= Dorothy Mae Richardson =

American activist

Dorothy Mae Richardson (May 3, 1922 - April 28, 1991) was an African American community activist who is credited with introducing a new model of community development in the late 1960s when she led a resident campaign for better housing in her neighborhood on the Central North Side of Pittsburgh, Pennsylvania.

In the mid-1960s, Richardson and her neighbors enlisted city bankers and government officials to help improve their neighborhood. Together, they convinced 16 financial institutions to give out conventional loans to the community, which were used to finance the rehabilitation of dilapidated homes. This effort laid the groundwork for the new field of community-based development and led to the founding of Neighborhood Housing Services (NHS) of Pittsburgh in 1968. The accomplishments of NHS of Pittsburgh became a resource for community leaders and led to the founding of similar programs in 300 cities across the United States. In 1978, Congress institutionalized the NHS network by establishing the Neighborhood Reinvestment Corporation, known today as NeighborWorks America, with its mission based on the community development efforts set forth by Richardson and her neighborhood a decade before.

Richardson was recognized as a "black urbanist" in a 2015 article on the NewGeography.com website.

==Personal life==
Dorothy Mae Davis grew up in the Manchester neighborhood of Pittsburgh. Her family moved to the Charles Street Valley when she was about 16. She graduated from Allegheny High School in 1940. After her husband, steelworker Louis Richardson, returned from World War Two, they moved to the house that Dorothy would reside in for the rest of her life, at the corner of Charles Street and Cross Street.

Richardson remained an active community member throughout her life. In an interview with the Pittsburgh Press before her death, Richardson explained why she never left the North Side: "I went to school there. I got married there. All my friends are there." Richardson died of kidney failure at the age of 68 on April 28, 1991, at Allegheny General Hospital. She was survived by a son, Jonathan; one sister, Georgia Davis; and two brothers, David O. Davis and Daniel L. Davis.

==Activism==
In the 1960s, many of America’s oldest inner city neighborhoods were being bulldozed and residents were moved to public housing projects under the urban renewal movement. The financial industry declared inner city neighborhoods as places that were deemed risky and unfit for good business investments. Richardson, a housewife, refused to see her neighborhood continue to decay. "I could see houses starting to lean, windows rotting away. The solution was not to tear down the whole neighborhood and move everybody into public housing. The solution was to fix the houses."

Richardson and her neighbors formed Citizens Against Slum Housing to raise money to help poor renters become homeowners.

"It all got started because of one block club…We were sick to death of all the terrible houses, the slum landlords and the rats. We planned to clean up 24 houses. We got the landlord to agree to the plan, and he gave us the spray and stuff to kill the rats and cockroaches. We got through five houses and ran out of the stuff and he reneged on his promise…"

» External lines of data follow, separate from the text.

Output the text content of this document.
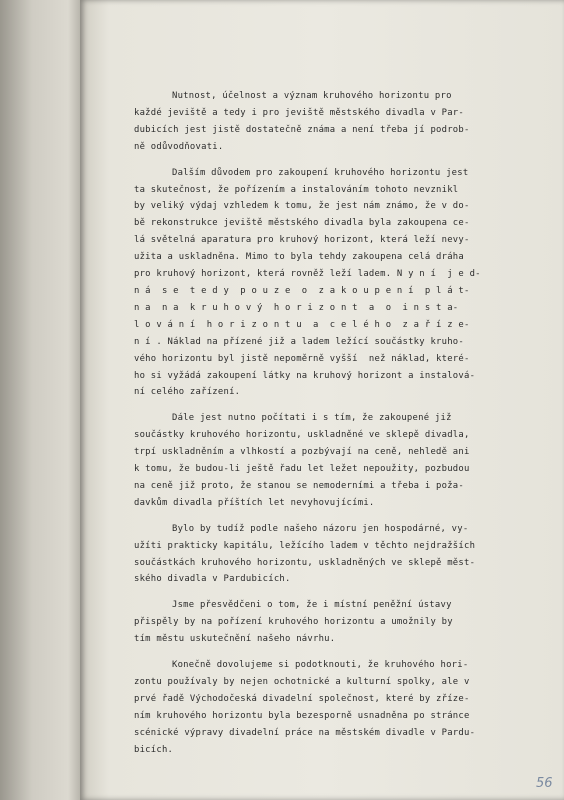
Nutnost, účelnost a význam kruhového horizontu pro
každé jeviště a tedy i pro jeviště městského divadla v Par-
dubicích jest jistě dostatečně známa a není třeba jí podrob-
ně odůvodňovati.
Dalším důvodem pro zakoupení kruhového horizontu jest
ta skutečnost, že pořízením a instalováním tohoto nevznikl
by veliký výdaj vzhledem k tomu, že jest nám známo, že v do-
bě rekonstrukce jeviště městského divadla byla zakoupena ce-
lá světelná aparatura pro kruhový horizont, která leží nevy-
užita a uskladněna. Mimo to byla tehdy zakoupena celá dráha
pro kruhový horizont, která rovněž leží ladem. N y n í  j e d-
n á  s e  t e d y  p o u z e  o  z a k o u p e n í  p l á t-
n a  n a  k r u h o v ý  h o r i z o n t  a  o  i n s t a-
l o v á n í  h o r i z o n t u  a  c e l é h o  z a ř í z e-
n í . Náklad na přízené již a ladem ležící součástky kruho-
vého horizontu byl jistě nepoměrně vyšší  než náklad, které-
ho si vyžádá zakoupení látky na kruhový horizont a instalová-
ní celého zařízení.
Dále jest nutno počítati i s tím, že zakoupené již
součástky kruhového horizontu, uskladněné ve sklepě divadla,
trpí uskladněním a vlhkostí a pozbývají na ceně, nehledě ani
k tomu, že budou-li ještě řadu let ležet nepoužity, pozbudou
na ceně již proto, že stanou se nemoderními a třeba i poža-
davkům divadla příštích let nevyhovujícími.
Bylo by tudíž podle našeho názoru jen hospodárné, vy-
užíti prakticky kapitálu, ležícího ladem v těchto nejdražších
součástkách kruhového horizontu, uskladněných ve sklepě měst-
ského divadla v Pardubicích.
Jsme přesvědčeni o tom, že i místní peněžní ústavy
přispěly by na pořízení kruhového horizontu a umožnily by
tím městu uskutečnění našeho návrhu.
Konečně dovolujeme si podotknouti, že kruhového hori-
zontu používaly by nejen ochotnické a kulturní spolky, ale v
prvé řadě Východočeská divadelní společnost, které by zříze-
ním kruhového horizontu byla bezesporně usnadněna po stránce
scénické výpravy divadelní práce na městském divadle v Pardu-
bicích.
56
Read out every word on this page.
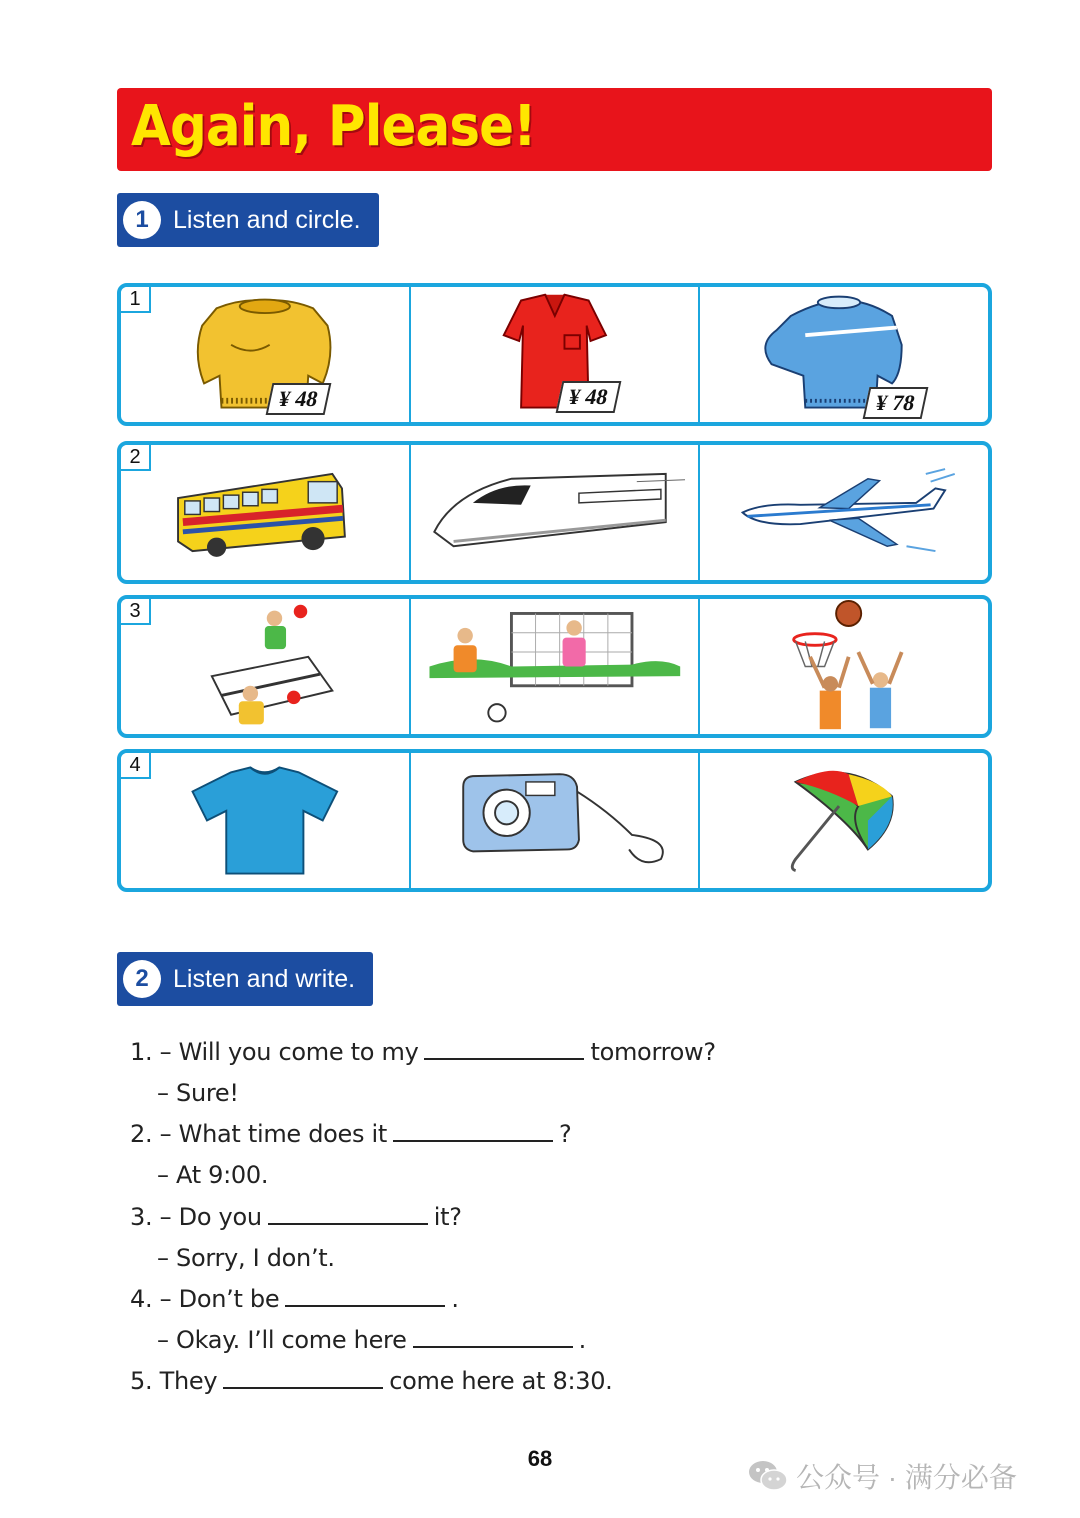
Again, Please!
1 Listen and circle.
1
¥ 48	¥ 48	¥ 78
2
3
4
2 Listen and write.
1. – Will you come to my	tomorrow?
– Sure!
2. – What time does it	?
– At 9:00.
3. – Do you	it?
– Sorry, I don’t.
4. – Don’t be	.
– Okay. I’ll come here	.
5. They	come here at 8:30.
68
公众号 · 满分必备
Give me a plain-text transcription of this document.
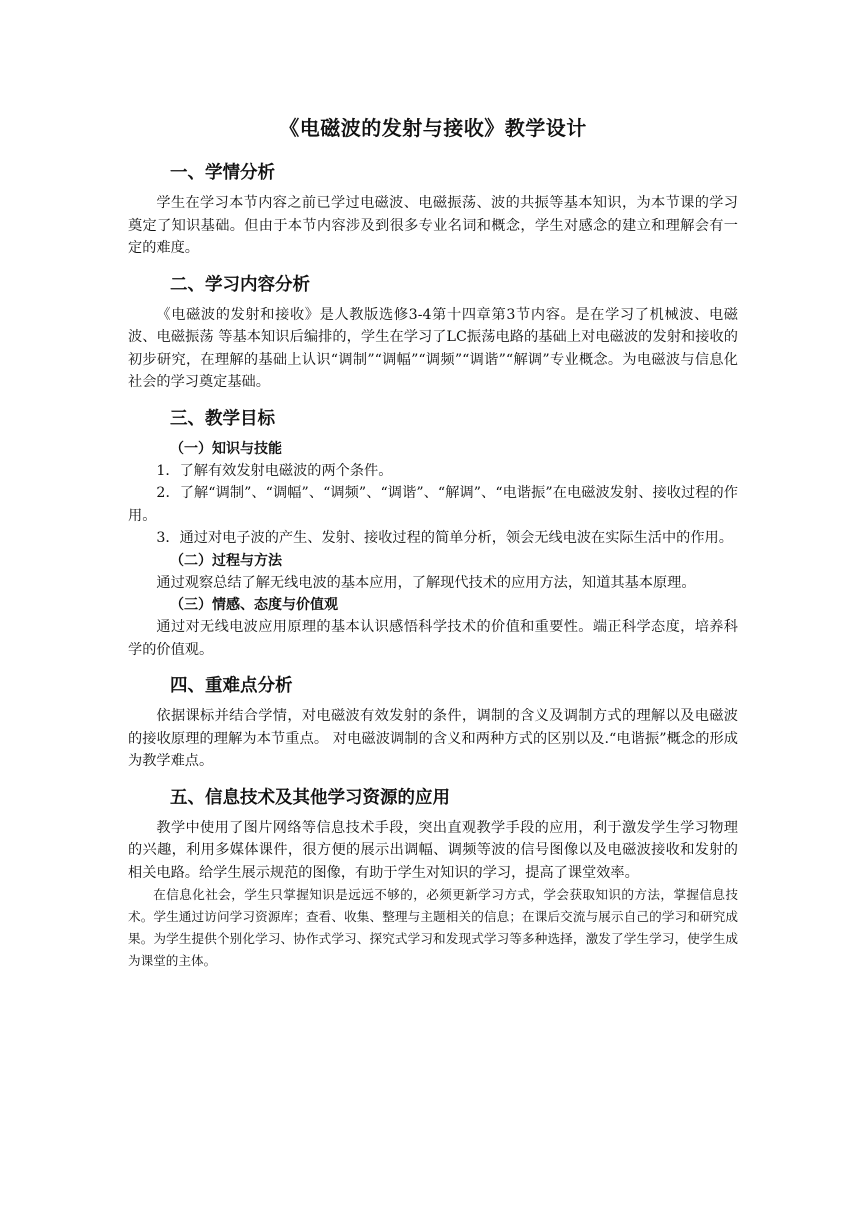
《电磁波的发射与接收》教学设计
一、学情分析

学生在学习本节内容之前已学过电磁波、电磁振荡、波的共振等基本知识，为本节课的学习奠定了知识基础。但由于本节内容涉及到很多专业名词和概念，学生对感念的建立和理解会有一定的难度。

二、学习内容分析

《电磁波的发射和接收》是人教版选修3-4第十四章第3节内容。是在学习了机械波、电磁波、电磁振荡 等基本知识后编排的，学生在学习了LC振荡电路的基础上对电磁波的发射和接收的初步研究，在理解的基础上认识“调制”“调幅”“调频”“调谐”“解调”专业概念。为电磁波与信息化社会的学习奠定基础。

三、教学目标
（一）知识与技能

1．了解有效发射电磁波的两个条件。

2．了解“调制”、“调幅”、“调频”、“调谐”、“解调”、“电谐振”在电磁波发射、接收过程的作用。

3．通过对电子波的产生、发射、接收过程的简单分析，领会无线电波在实际生活中的作用。

（二）过程与方法

通过观察总结了解无线电波的基本应用，了解现代技术的应用方法，知道其基本原理。

（三）情感、态度与价值观

通过对无线电波应用原理的基本认识感悟科学技术的价值和重要性。端正科学态度，培养科学的价值观。

四、重难点分析

依据课标并结合学情，对电磁波有效发射的条件，调制的含义及调制方式的理解以及电磁波的接收原理的理解为本节重点。 对电磁波调制的含义和两种方式的区别以及.“电谐振”概念的形成为教学难点。

五、信息技术及其他学习资源的应用

教学中使用了图片网络等信息技术手段，突出直观教学手段的应用，利于激发学生学习物理的兴趣，利用多媒体课件，很方便的展示出调幅、调频等波的信号图像以及电磁波接收和发射的相关电路。给学生展示规范的图像，有助于学生对知识的学习，提高了课堂效率。

在信息化社会，学生只掌握知识是远远不够的，必须更新学习方式，学会获取知识的方法，掌握信息技术。学生通过访问学习资源库；查看、收集、整理与主题相关的信息；在课后交流与展示自己的学习和研究成果。为学生提供个别化学习、协作式学习、探究式学习和发现式学习等多种选择，激发了学生学习，使学生成为课堂的主体。
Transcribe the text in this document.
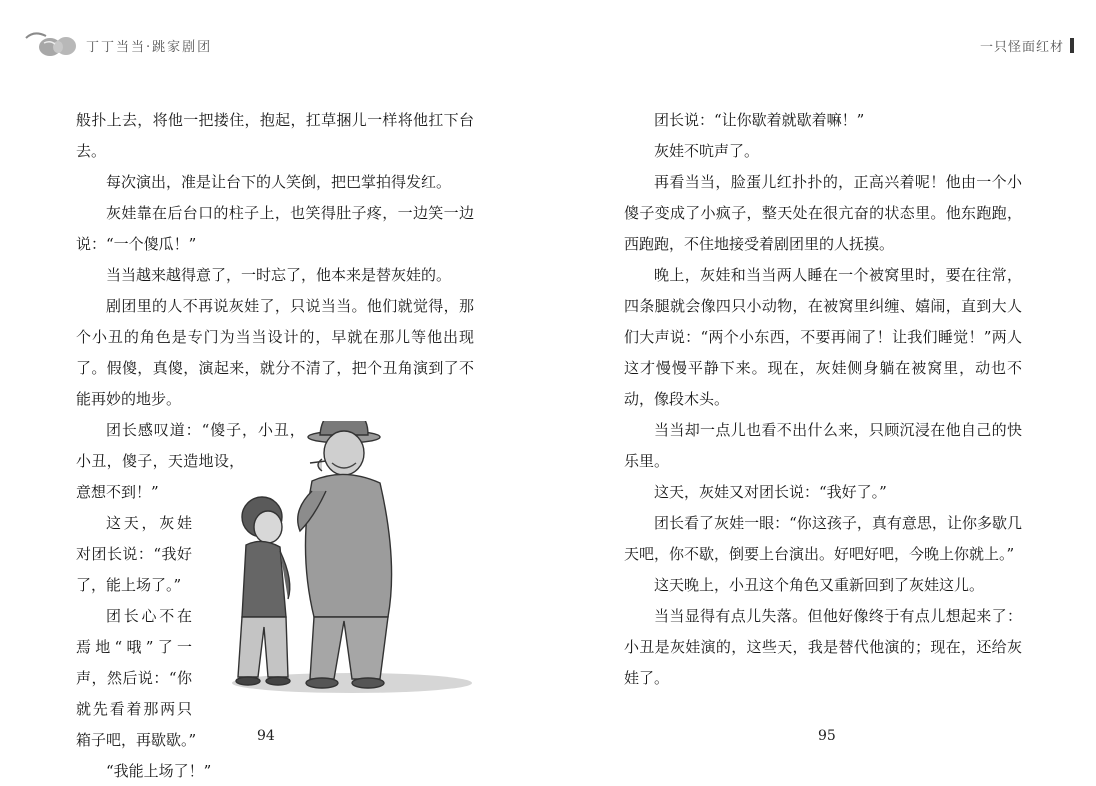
丁丁当当·跳家剧团	一只怪面红材

般扑上去，将他一把搂住，抱起，扛草捆儿一样将他扛下台去。

每次演出，准是让台下的人笑倒，把巴掌拍得发红。

灰娃靠在后台口的柱子上，也笑得肚子疼，一边笑一边说：“一个傻瓜！”

当当越来越得意了，一时忘了，他本来是替灰娃的。

剧团里的人不再说灰娃了，只说当当。他们就觉得，那个小丑的角色是专门为当当设计的，早就在那儿等他出现了。假傻，真傻，演起来，就分不清了，把个丑角演到了不能再妙的地步。

团长感叹道：“傻子，小丑，小丑，傻子，天造地设，意想不到！”

这天，灰娃对团长说：“我好了，能上场了。”

团长心不在焉地“哦”了一声，然后说：“你就先看着那两只箱子吧，再歇歇。”

“我能上场了！”

团长说：“让你歇着就歇着嘛！”

灰娃不吭声了。

再看当当，脸蛋儿红扑扑的，正高兴着呢！他由一个小傻子变成了小疯子，整天处在很亢奋的状态里。他东跑跑，西跑跑，不住地接受着剧团里的人抚摸。

晚上，灰娃和当当两人睡在一个被窝里时，要在往常，四条腿就会像四只小动物，在被窝里纠缠、嬉闹，直到大人们大声说：“两个小东西，不要再闹了！让我们睡觉！”两人这才慢慢平静下来。现在，灰娃侧身躺在被窝里，动也不动，像段木头。

当当却一点儿也看不出什么来，只顾沉浸在他自己的快乐里。

这天，灰娃又对团长说：“我好了。”

团长看了灰娃一眼：“你这孩子，真有意思，让你多歇几天吧，你不歇，倒要上台演出。好吧好吧，今晚上你就上。”

这天晚上，小丑这个角色又重新回到了灰娃这儿。

当当显得有点儿失落。但他好像终于有点儿想起来了：小丑是灰娃演的，这些天，我是替代他演的；现在，还给灰娃了。

94	95
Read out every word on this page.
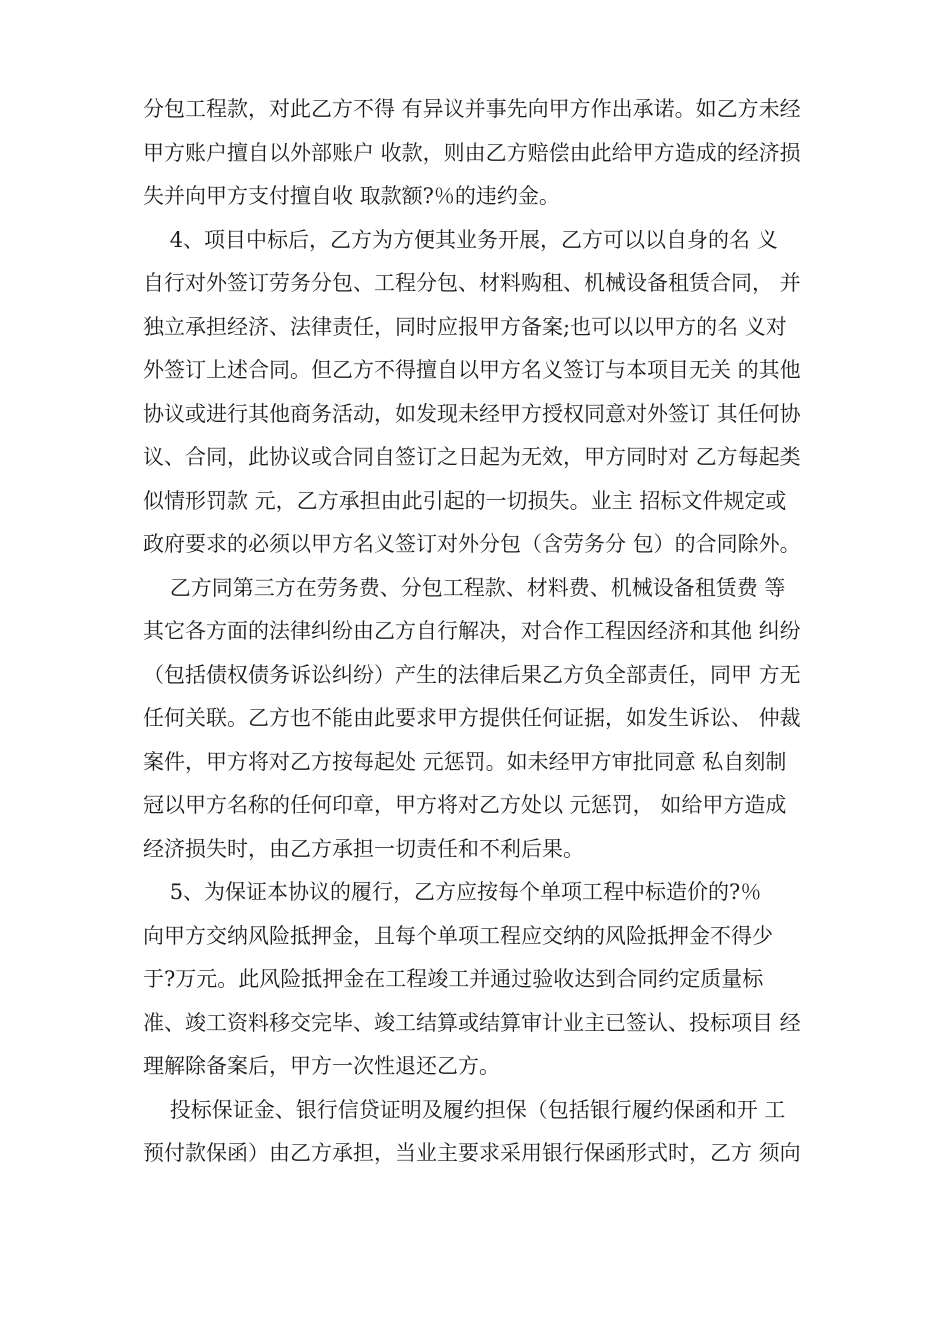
分包工程款，对此乙方不得 有异议并事先向甲方作出承诺。如乙方未经
甲方账户擅自以外部账户 收款，则由乙方赔偿由此给甲方造成的经济损
失并向甲方支付擅自收 取款额?％的违约金。
4、项目中标后，乙方为方便其业务开展，乙方可以以自身的名 义
自行对外签订劳务分包、工程分包、材料购租、机械设备租赁合同， 并
独立承担经济、法律责任，同时应报甲方备案;也可以以甲方的名 义对
外签订上述合同。但乙方不得擅自以甲方名义签订与本项目无关 的其他
协议或进行其他商务活动，如发现未经甲方授权同意对外签订 其任何协
议、合同，此协议或合同自签订之日起为无效，甲方同时对 乙方每起类
似情形罚款 元，乙方承担由此引起的一切损失。业主 招标文件规定或
政府要求的必须以甲方名义签订对外分包（含劳务分 包）的合同除外。
乙方同第三方在劳务费、分包工程款、材料费、机械设备租赁费 等
其它各方面的法律纠纷由乙方自行解决，对合作工程因经济和其他 纠纷
（包括债权债务诉讼纠纷）产生的法律后果乙方负全部责任，同甲 方无
任何关联。乙方也不能由此要求甲方提供任何证据，如发生诉讼、 仲裁
案件，甲方将对乙方按每起处 元惩罚。如未经甲方审批同意 私自刻制
冠以甲方名称的任何印章，甲方将对乙方处以 元惩罚， 如给甲方造成
经济损失时，由乙方承担一切责任和不利后果。
5、为保证本协议的履行，乙方应按每个单项工程中标造价的?％
向甲方交纳风险抵押金，且每个单项工程应交纳的风险抵押金不得少
于?万元。此风险抵押金在工程竣工并通过验收达到合同约定质量标
准、竣工资料移交完毕、竣工结算或结算审计业主已签认、投标项目 经
理解除备案后，甲方一次性退还乙方。
投标保证金、银行信贷证明及履约担保（包括银行履约保函和开 工
预付款保函）由乙方承担，当业主要求采用银行保函形式时，乙方 须向
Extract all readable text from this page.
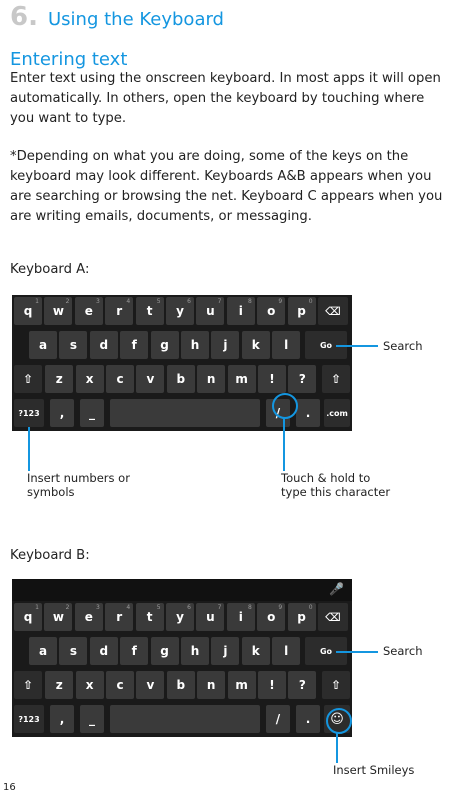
6. Using the Keyboard
Entering text

Enter text using the onscreen keyboard. In most apps it will open automatically. In others, open the keyboard by touching where you want to type.

*Depending on what you are doing, some of the keys on the keyboard may look different. Keyboards A&B appears when you are searching or browsing the net. Keyboard C appears when you are writing emails, documents, or messaging.

Keyboard A:
q
1
w
2
e
3
r
4
t
5
y
6
u
7
i
8
o
9
p
0
⌫
a s d f g h j k l	Go
⇧ z x c v b n m ! ? ⇧
?123 , _	/ . .com
Search
Insert numbers or
symbols
Touch & hold to
type this character
Keyboard B:
🎤
q
1
w
2
e
3
r
4
t
5
y
6
u
7
i
8
o
9
p
0
⌫
a s d f g h j k l	Go
⇧ z x c v b n m ! ? ⇧
?123 , _	/ . ☺
Search
Insert Smileys
16
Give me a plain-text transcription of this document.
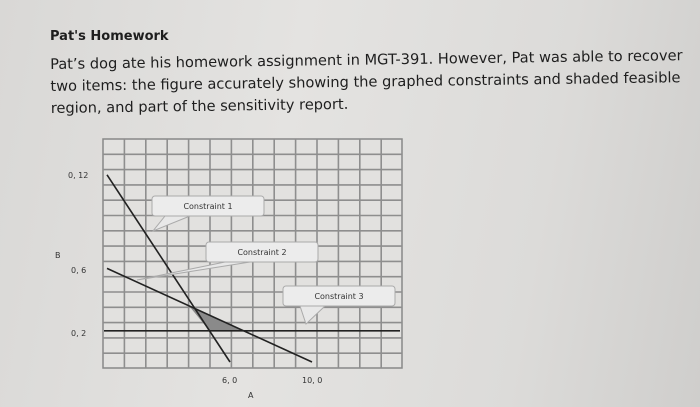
Pat's Homework
Pat’s dog ate his homework assignment in MGT-391. However, Pat was able to recover two items: the figure accurately showing the graphed constraints and shaded feasible region, and part of the sensitivity report.
Constraint 1
Constraint 2
Constraint 3
0, 12
0, 6
0, 2
B
6, 0	10, 0
A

Richardson and the block club knew money was the key to success. They enlisted city bankers and government officials to join in support of improving the neighborhood. The group then persuaded 16 financial institutions to support their neighborhood improvement efforts by making loans, capitalizing a revolving loan fund, and rehabilitate rundown homes. Richardson’s group raised $750,000 in grants from the area lending institutions, and the funds were used to create the Neighborhood Housing Services (NHS) of Pittsburgh in 1968.

During the 1970s and 1980s, Richardson remained a prominent figure in her neighborhood and elsewhere by educating and inspiring community leaders. She assisted them with establishing their own resident-led organizations.

==Legacy==
In 1970, the Federal Home Loan Banks (FHLB) became involved with Neighborhood Housing Services of Pittsburgh. The two collaborated to provide special training to savings and loan officers about lending in urban neighborhoods. The FHLB trainings evolved into workshops for starting other Neighborhood Housing Services organizations around the country. A video documenting her work was produced by NeighborWorks America

In 1978, Congress charted the Neighborhood Reinvestment Corporation, known as NeighborWorks America, to promote reinvestment in older neighborhoods by local financial institutions in cooperation with the community, residents and local governments.

==Dorothy Richardson Award==
In honor of Richardson’s life work, NeighborWorks America created the Dorothy Richardson Award for Resident Leadership in 1992. The award recognizes seven community leaders from around the country for their outstanding contributions to their communities. The award acknowledges outstanding individuals for their achievements in affordable housing and community-based development. Nominees must live and/or work in a community served by a NeighborWorks America affiliate organization and have at least two years of documented volunteer effort.

NHS of Pittsburgh, now known as Neighbor Works Western Pennsylvania, created the Dorothy Richardson Legacy Award in 2008 to recognize outstanding contributions by dedicated volunteers and long-serving board members.